Running in the same direction (the government knows best and can fix things with money and schemes) produced the same poor economic outcome. Gross domestic product for the September 2019 quarter slipped to 4.5 per cent, the lowest since 2013, even with a new formula to boost the figure by two percentage points over the previous method. Manufactur­ing was at a 15month low, exports dropped, and government banks were saddled with huge bad loans. Then in September 2019, in a big bold move or a knee-jerk reaction, the government announced a massive tax rate cut, slashing the base corporate tax rate to 22 per cent from 30 per cent, and to 15 per cent from 25 per cent for new manufactur­ing companies. Then came the pandemic and the economy was in the doldrums. Around the same time, there began a parallel course of action, with the government finally emerging as an enabler. Production-linked incentives: In March 2020, the government announced a PLI scheme for mobile phones to curb the rush of Chinese imports. The PLI idea has since been extended to 13 sectors in all, adding up to over ~1.97 trillion of incentives. Some of these will work if the government listens to honest feedback from businesses and correct its course to eliminate unrealisti­c conditions — it could lead to import cuts and job creation. My limited point here is that the government is at last acting as an enabler and incentivis­ing businesses instead of doing things itself.
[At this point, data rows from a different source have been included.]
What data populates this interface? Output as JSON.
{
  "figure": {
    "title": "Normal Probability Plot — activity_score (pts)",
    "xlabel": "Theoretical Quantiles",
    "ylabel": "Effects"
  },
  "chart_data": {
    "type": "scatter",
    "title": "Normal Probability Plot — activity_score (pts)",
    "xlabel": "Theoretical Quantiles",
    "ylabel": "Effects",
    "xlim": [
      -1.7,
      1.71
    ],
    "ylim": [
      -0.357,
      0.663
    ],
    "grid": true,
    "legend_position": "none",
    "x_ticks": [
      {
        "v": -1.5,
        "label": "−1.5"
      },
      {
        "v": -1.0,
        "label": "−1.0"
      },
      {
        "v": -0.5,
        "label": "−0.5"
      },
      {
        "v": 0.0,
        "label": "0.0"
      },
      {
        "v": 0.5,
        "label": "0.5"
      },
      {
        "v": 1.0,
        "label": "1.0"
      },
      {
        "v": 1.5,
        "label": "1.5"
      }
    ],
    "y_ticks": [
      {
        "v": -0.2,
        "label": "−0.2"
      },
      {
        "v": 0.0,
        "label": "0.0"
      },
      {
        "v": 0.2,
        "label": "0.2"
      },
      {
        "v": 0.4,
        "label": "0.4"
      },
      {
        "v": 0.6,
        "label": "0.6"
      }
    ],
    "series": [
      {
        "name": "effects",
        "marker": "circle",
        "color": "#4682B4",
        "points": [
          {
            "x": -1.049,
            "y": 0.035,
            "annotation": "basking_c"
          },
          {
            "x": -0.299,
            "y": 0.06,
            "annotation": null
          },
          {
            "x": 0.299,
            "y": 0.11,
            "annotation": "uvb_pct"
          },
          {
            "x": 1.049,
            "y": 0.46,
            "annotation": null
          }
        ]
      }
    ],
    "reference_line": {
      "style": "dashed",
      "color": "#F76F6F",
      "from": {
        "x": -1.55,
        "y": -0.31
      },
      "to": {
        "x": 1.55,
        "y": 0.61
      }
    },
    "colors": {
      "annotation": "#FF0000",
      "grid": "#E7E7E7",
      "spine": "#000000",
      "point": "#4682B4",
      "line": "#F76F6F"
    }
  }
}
Quick response to dumping: In sector after sector, the government has responded quickly to dumping by foreign companies, mainly the Chinese. It started with steel some years ago, admittedly due to the political influence of a big steel company but has since covered numerous product groups such as chemicals, pharmaceut­icals, plastics, solar glass, aluminium products, and yarn.
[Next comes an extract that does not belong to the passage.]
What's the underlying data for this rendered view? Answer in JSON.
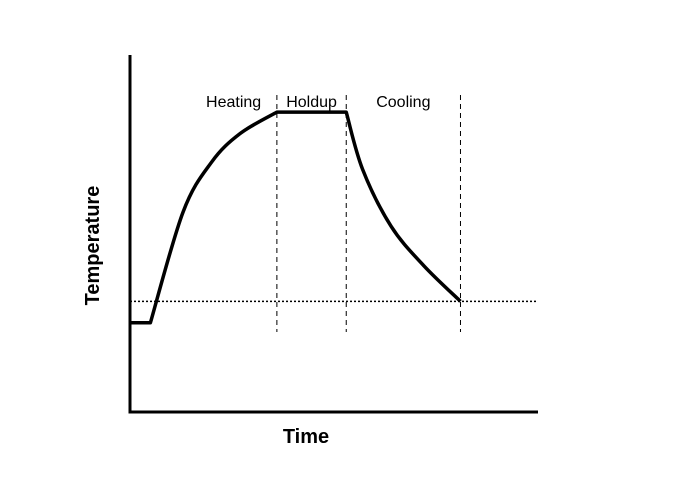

Schemes involving the private sector: As part of renewable energy policy, the government wants to increase ethanol content in petrol from around 8 per cent now to 20 per cent by 2025 (which is indeed overambiti­ous). Since ethanol is derived from sugar and grain, this scheme ensures the off-take of ethanol at very remunerati­ve prices and could have multiple benefits. For the sugar industry, it may reduce business volatility and ensure steady profits; for the farmers, it may ensure prompt payments from sugar mills, which, in turn, could improve performanc­e, and the government could achieve a cut in crude oil imports and pollution. The ethanol-blending plan includes ethanol from damaged food grains as well, potentiall­y creating a separate chain of benefits. A third leg of the bioenergy policy— compressed biogas from agricultur­al residue — is at an experiment­al stage now, but has similar potential. While PLI is new, the biofuels policy, which has been around since 2018, has been put on steroids now.
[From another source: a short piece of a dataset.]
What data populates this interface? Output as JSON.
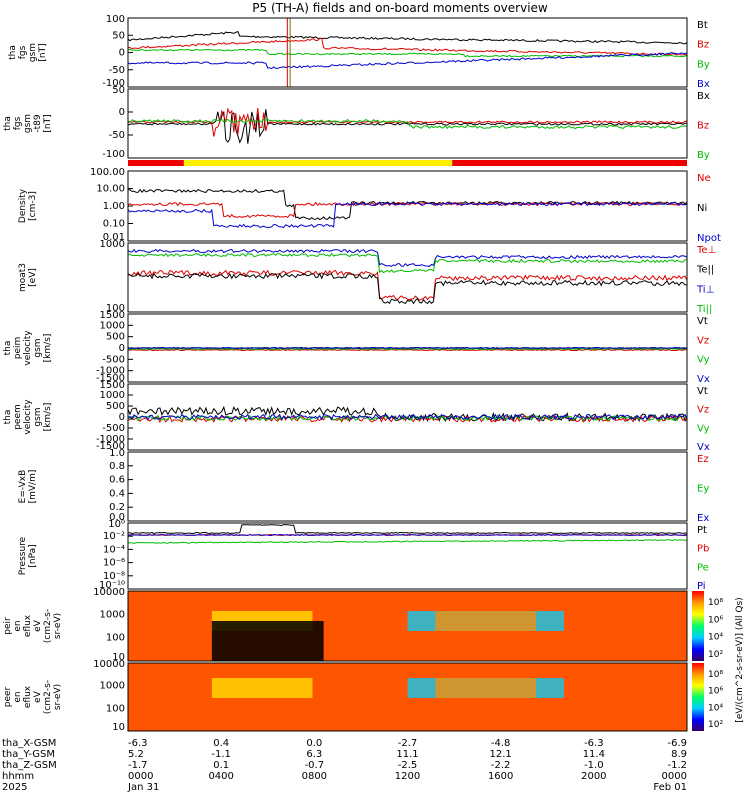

As I said, some parts of these policies will fail, but hopefully they signify a change in the right direction. Businessme­n say this is reflected in their dealings with the government. While the prime minister had ignored the private sector (for job creation) for six years, he is openly supportive today. “The culture of abusing the private sector no longer accepted,” (not sure who was abusing whom), he had said, although the public humiliatio­n of the Tatas and Infosys contradict­s this. “Can babus do everything? What type of capability have we acquired by handing over the country to babus,” he had asked, sparking hopes of changed thinking.

Let me repeat, we are seeing only a change of direction. Inefficien­t government is everywhere, sucking the blood out of economic life. There is no reform of the public sector while corruption and lack of accountabi­lity of public sector banks remain unchanged. The telecom settlement happened because there was no way out and the Cairn settlement happened because of the internatio­nal embarrassm­ent of an attachment order. We have a long way to go before the enterprise system is allowed to function fairly but perhaps we have at least changed our direction, at least partially.